Postmortal_Pop@lemmy.world 3 weeks ago
I’m much the same. When I got into it, the brass goggles forum required you to hand make and chare your goggles to be a full member. By the time I had the skill to do that, the forum had died and the fandom was a tag on Etsy for dropshippers.
Endymion_Mallorn@kbin.melroy.org 3 weeks ago
So it went the way of the modern world. It's sad, really.
Postmortal_Pop@lemmy.world 3 weeks ago
Too many beautiful sculptures melt under the scorching gaze of capitalism.

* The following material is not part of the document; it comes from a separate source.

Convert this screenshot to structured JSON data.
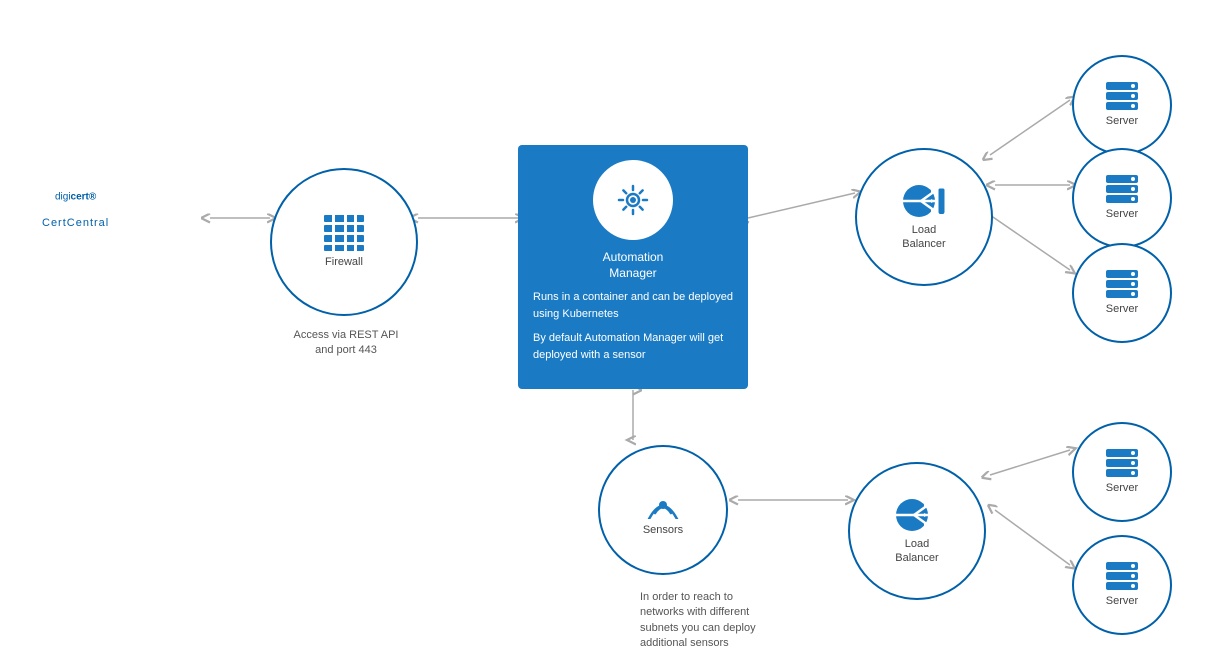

spankinspinach@sh.itjust.works 3 weeks ago
Maybe you could help a new generation learn the value of intentional steampunk :) bring some of the passion back to the hobby, as it sounds like many just accept it as presented. Share it as a “when I got into this, we made this shit” and how you did it. I might be wrong, but I’m weirdly confident you’ll eventually find a cross section of steampunks that would be interested in the creative element
Postmortal_Pop@lemmy.world 3 weeks ago
It’s not quite the same as you describe, but I do carry the tenets of that old steampunk to my modern crafts. Right now I’m making an electric hurdy gurdy cello out of a broken guitar, a kitchen mixer, and 3d printed models of my own construction. If steampunk taught me anything it’s that anything worth doing is worth overdoing.
hereiamagain@sh.itjust.works 2 weeks ago
I don’t know what it says about me that I already knew what a hurdy gurdy was lol
Postmortal_Pop@lemmy.world 2 weeks ago
That you either passionately love or viscerally hate droning instruments.
spankinspinach@sh.itjust.works 2 weeks ago
I love that you didn’t give up the complex creations. Unlike the other commenter I have no idea what a hurdy gurdy is, but I can appreciate the value of overmaking stuff. Glad to hear that you didn’t let the capitalisation of steampunk kill your passion 😊
Postmortal_Pop@lemmy.world 2 weeks ago
Oh you are in for a treat! it’s an antique instrument with a very distinctive sound.
tigeruppercut@lemmy.zip 2 weeks ago
Just update it to a genre subset: steamcraft punk (or functionpunk or some such)
EpeeGnome@feddit.online 3 weeks ago
Steampunk then: What if we combined real Victorian craftsmanship and tech with imagined advanced machines.
Steampunk now: What if I glued two plastic gears to a cheap vinyl corset.
Postmortal_Pop@lemmy.world 3 weeks ago
The biggest sin is when you see cheap plastic goggles with gears and spikes covering one eye. The point if goggles is to protect the eyes, not obscure your vision and carry your trash.